To the Editor:
Sodium valproate, at therapeutic levels (350–700 micromol/L; 50–100 mg/L), is largely protein bound (80%–94%). However in overdose the protein binding is saturated and higher proportions of the drug are free. The elimination of half-life increases in overdose from 6 to 16 hours to over 30 hours. In neonates and infants the elimination of the drug is also low, although this increases in children to levels higher than in adults per kilogram body weight.Citation1,Citation2
The cardiac effects of valproate overdose described are tachyarrhythmias and heart block.Citation3 No effects on the corrected QT intervals have been reported to our knowledge.
A 2-year-old girl, weighing 12 kg, presented to her local emergency department following an accidental overdose of sodium valproate (non-modified release) estimated to be 4 g (330 mg/kg). Although initially she had a slight reduction in conscious level with a Glasgow Comas Scale of 13/15, this subsequently dropped to 8/15, necessitating intubation for airway protection, and admission to our paediatric intensive care unit.
Haemodialysis has been shown to be effective in the clearance of valproate in overdose.Citation4 However haemodialysis is not readily available on our, or most U.K., paediatric intensive care units, out of hours. Our patient's initial valproate level was measured at 4277 micromol/L (611 mg/L) 8 hours post-ingestion. It was also noted that her QTc on ECG was 500 ms, confirmed manually using Bazzett's formula. She was normothermic at the time and on a low dose of noradrenaline for blood pressure support. We established her on continuous veno-venous haemofiltration with pre-dilution, a flow rate of 100 ml/min and a filtration fraction of 15%–30%. After 19 hours of filtration the valproate level was measured at 679 micromol/L (97 mg/L), i.e. within the therapeutic range. Haemofiltration was discontinued. Twelve hours after stopping haemofiltration the valproate level was 506 micormol/L (72 mg/L) suggesting continuing clearance. Her QTc had now reduced to 400 ms. Her Glasgow Coma Score was 14/15 with some continuing confusion. However she was recognising both parents and communicating at discharge to her local hospital for continuing care.

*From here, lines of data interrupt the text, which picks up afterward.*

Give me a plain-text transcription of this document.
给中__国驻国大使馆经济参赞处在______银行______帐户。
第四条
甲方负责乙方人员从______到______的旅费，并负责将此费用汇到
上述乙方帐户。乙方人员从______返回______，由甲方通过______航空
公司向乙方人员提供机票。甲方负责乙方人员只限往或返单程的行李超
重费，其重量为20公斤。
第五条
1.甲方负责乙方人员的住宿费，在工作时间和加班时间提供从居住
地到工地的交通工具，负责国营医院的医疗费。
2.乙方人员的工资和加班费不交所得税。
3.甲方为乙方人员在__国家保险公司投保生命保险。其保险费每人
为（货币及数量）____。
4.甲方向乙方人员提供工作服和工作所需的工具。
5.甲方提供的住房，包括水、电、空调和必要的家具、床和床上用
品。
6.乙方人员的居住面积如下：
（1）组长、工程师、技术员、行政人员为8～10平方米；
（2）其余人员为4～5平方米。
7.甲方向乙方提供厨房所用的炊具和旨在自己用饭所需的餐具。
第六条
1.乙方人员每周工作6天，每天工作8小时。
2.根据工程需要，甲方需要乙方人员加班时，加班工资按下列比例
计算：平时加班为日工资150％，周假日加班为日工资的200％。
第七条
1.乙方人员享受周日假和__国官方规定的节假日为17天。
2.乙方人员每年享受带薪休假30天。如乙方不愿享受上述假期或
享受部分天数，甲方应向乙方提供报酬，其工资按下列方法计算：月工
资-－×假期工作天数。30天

Using the three time points the elimination constant (Ke) while on CVVH was 0.097 per hour, giving a half life (t1/2) of 7.16 hours; off CVVH the Ke was 0.016 per hour and t1/2 43.32 hours. In comparison, the Ke quoted by AlyCitation4 using haemodialysis and haemoperfusion in series, in an adult case, with comparable valproate levels was 0.19 per hour, giving a t1/2 of 3.6 hours.
We accept that we have data from only three time points and no valproate levels from the ultra-filtrate fluid. Nevertheless, given the clinical improvement in our patient and an accelerated elimination of plasma valproate, haemofiltration has a place in the management of valproate overdose in children, especially if haemodialysis is not readily available. Also in our patient the QTc, noted to be high with elevated valproate levels, returned to normal (< 450 ms) once the valproate levels became therapeutic. Although monitoring is not recommended routinely for children on valproate, the possibility of prolonged QTc and its consequences may be relevant in valproate overdose.
Declaration of interest
The authors report no conflicts of interest. The authors alone are responsible for the content and writing of the paper.
References
- Guerrini R. Valproate as a mainstay of therapy for pediatric epilepsy. Pediatr Drugs 2006; 8:113–129.
- Licari E, Calzavacca P, Warrillow SJ, Bellomo R. Life-threatening sodium valproate overdose: A comparison of two approaches to treatment. Crit Care Med. 2009; 37:3161–3164.
- National Poisons information Service. Toxbase: Sodium valproate. Accessible from http://www.toxbase.org, last updated November 2010, accessed May 2012.
- Aly ZA, Yalalmanchili P, Gonzalez E. Extracorporeal management of valproic acid toxicity: a case report and review of the literature. Semin Dialys 2005; 18:62–66.